7

If I write:

int some_arr[4];
some_arr = {0, 1, 2, 3};

Then my compiler (in this case, GCC) will complain that I don't have an expression before {. So I need to use a compound literal, fine:

int some_arr[4];
some_arr = (int[]){0, 1, 2, 3};

And now we see that I'm not allowed to assign a value to an array.

What?

I can "circumvent" this with something like memcpy(some_arr, (int[]){0, 1, 2, 3}, sizeof(int[4])), or by assigning to each element of some_arr one-by-one (or through a loop.) I can't imagine that GCC is incapable of parsing the individual assignments from what I've wrote (a lazy compiler that doesn't care about the user could probably even do it in the pre-processor), so it seems to come down to "the standard said no." So why does the standard say this particular thing is off-limits?

I'm not looking for the language in the standard that says it's not allowed as much as I'm looking for the history lesson of how that part of the standard came to be.

c-x-berger
  • 991
  • 12
  • 30
  • 2
    Interestingly, if the array is a field in a structure, then C will happily let you assign the whole structure, including the array. (This is sometimes used to return a stack-allocated array from a function.) – ruakh Feb 07 '20 at 08:32
  • 2
    What you are requesting is not an available feature of C. You have to **assign** the elements one by one. In the declaration, you can **initialize** the array all at once with `int some_arr[4] = {0, 1, 2, 3};`. Mind the difference between initialize and assign. – Pierre François Feb 07 '20 at 08:37
  • I know it's not available. I'm asking why it's not available. The standard has been amended to add new features before (like that compound literal)... why not this one? – c-x-berger Feb 07 '20 at 08:37
  • mem copy is the way you should do it in C you cannot assign memory blocks to each other only primitive types - If you want to do this migrate your project to c++ – Simson Feb 07 '20 at 08:38
  • 2
    C is an old language Operations in C are designed to mimic assembler - to assign the contents of an array to an array is a complex operation which would require several instructions and even a loop - so it is not a primitive operation - thus not included. – Simson Feb 07 '20 at 08:41
  • I see what you are asking for: the answer of *why* is to be found in the limits the designers of C have put in the definition of this programming language. You have to stop somewhere to keep the compiler light and fast enough. This is perhaps also the reason why C++ has been defined: to enrich C with all kinds of extensions. – Pierre François Feb 07 '20 at 08:41
  • @Simson While that’s the correct answer, C is inconsistent in this: notably, you *can* assign structures, even though the same reasoning should forbid it.
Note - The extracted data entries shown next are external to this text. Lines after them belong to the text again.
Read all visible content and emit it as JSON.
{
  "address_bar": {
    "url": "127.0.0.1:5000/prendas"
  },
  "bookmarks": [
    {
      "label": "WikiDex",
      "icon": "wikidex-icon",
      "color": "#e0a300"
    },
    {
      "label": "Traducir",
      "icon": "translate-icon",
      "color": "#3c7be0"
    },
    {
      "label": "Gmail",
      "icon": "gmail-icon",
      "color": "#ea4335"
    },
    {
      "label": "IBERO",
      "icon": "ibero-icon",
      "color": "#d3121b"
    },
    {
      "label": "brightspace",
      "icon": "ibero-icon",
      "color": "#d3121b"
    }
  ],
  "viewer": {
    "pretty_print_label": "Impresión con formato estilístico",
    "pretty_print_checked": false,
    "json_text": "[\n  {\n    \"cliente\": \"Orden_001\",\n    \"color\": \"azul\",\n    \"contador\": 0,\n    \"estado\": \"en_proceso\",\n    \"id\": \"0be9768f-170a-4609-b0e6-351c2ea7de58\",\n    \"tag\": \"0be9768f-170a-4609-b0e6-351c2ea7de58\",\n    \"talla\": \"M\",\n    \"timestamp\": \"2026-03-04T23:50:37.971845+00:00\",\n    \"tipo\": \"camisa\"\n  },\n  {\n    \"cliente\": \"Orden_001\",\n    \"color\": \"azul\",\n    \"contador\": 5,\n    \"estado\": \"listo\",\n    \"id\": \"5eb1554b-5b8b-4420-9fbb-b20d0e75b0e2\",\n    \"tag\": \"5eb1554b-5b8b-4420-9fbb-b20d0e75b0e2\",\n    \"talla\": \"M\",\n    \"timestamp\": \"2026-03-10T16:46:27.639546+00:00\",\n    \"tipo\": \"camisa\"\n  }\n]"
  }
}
You can even assign structures that contain arrays. – Konrad Rudolph Feb 07 '20 at 08:51
  • 1
    @KonradRudolph I think the difference is that the sizeof a struct is always known, whereas the sizeof an array gets lost when passed to a function. – user3386109 Feb 07 '20 at 08:56
  • 1
    Maybe your question reduces to this: [Why array type object is not modifiable?](https://stackoverflow.com/questions/17687429/why-array-type-object-is-not-modifiable) – Bob__ Feb 07 '20 at 09:10
  • @Bob__ one of the edits to the accepted answer to that question looks like what I'm after, but I'm relatively inexperienced in C so I'll leave it to the community to decide if this question is a dupe or not – c-x-berger Feb 07 '20 at 09:21
  • 1
    I remember there being some discussion here on SO about why C doesn't allow this, design choices by Ritchie, old rationales etc. Can't find the post though. – Lundin Feb 07 '20 at 09:38
  • 2
    I guess [Why can't a modifiable lvalue have an array type?](https://stackoverflow.com/questions/45656162/why-cant-a-modifiable-lvalue-have-an-array-type) is the best post we have. I tried to find any direct quote from Ritchie's "development of C" but didn't find one. Also the last edit of [this answer](https://stackoverflow.com/a/17691191/584518) is pretty much an exact summary of Ritchie's paper explaining the rationale. – Lundin Feb 07 '20 at 09:55
  • @user3386109 No, that’s not correct: in C you *cannot* pass arrays to functions. You can only pass pointers, and arrays automatically decay. The `sizeof` an array *is* always known in C (even for VLAs, with special provisions), same as for structs. – Konrad Rudolph Feb 07 '20 at 09:59
  • @user3386109 Absolutely not. Your comment is incorrect in its substance, not just its wording, and therefore doesn’t explain the difference I highlighted (the real reason is absolutely not obvious but the historical explanations linked by Lundin probably come close). – Konrad Rudolph Feb 07 '20 at 10:51
  • Originally, C was only able to manipulate simple objects—essentially just integer values. You could not assign structures, and there were no compound literals. They were building languages out of machine instructions. To make arrays work, they were treated as pointers in many contexts. When development grew to be able to support values of compound objects, so that structures could be assigned, and, later, compound literals could be constructed, it was too late for arrays, largely because of the automatic conversion to pointer. Adding exceptions for the conversion could have broken things. – Eric Postpischil Feb 07 '20 at 12:49
  • 1
    E.g., to make `a = b;` work for arrays `a` and `b`, you might add to the rule that arrays are not converted when they are operands of `sizeof` or unary `&` that arrays are not converted when they are the left operand of `=`. But, as we see from the above, you also need to add that they are not converted when they are the right operand of `=`. But then existing code like `p = a;`, where `p` is a pointer, would not work, because you would be assigning the array `a` to a pointer `p`. Similarly, passing an array by value would present problems with existing semantics and code. – Eric Postpischil Feb 07 '20 at 12:51

2 Answers2

5

From ISO/IEC 9899:1999 on assignment operator constrains

§6.5.16 An assignment operator shall have a modifiable lvalue as its left operand.

Then on modifiable lvalue

§6.3.2.1 A modifiable lvalue is an lvalue that does not have array type, does not have an incomplete type, does not have a const-qualified type, and if it is a structure or union, does not have any member (including, recursively, any member or element of all contained aggregates or unions) with a const-qualified type.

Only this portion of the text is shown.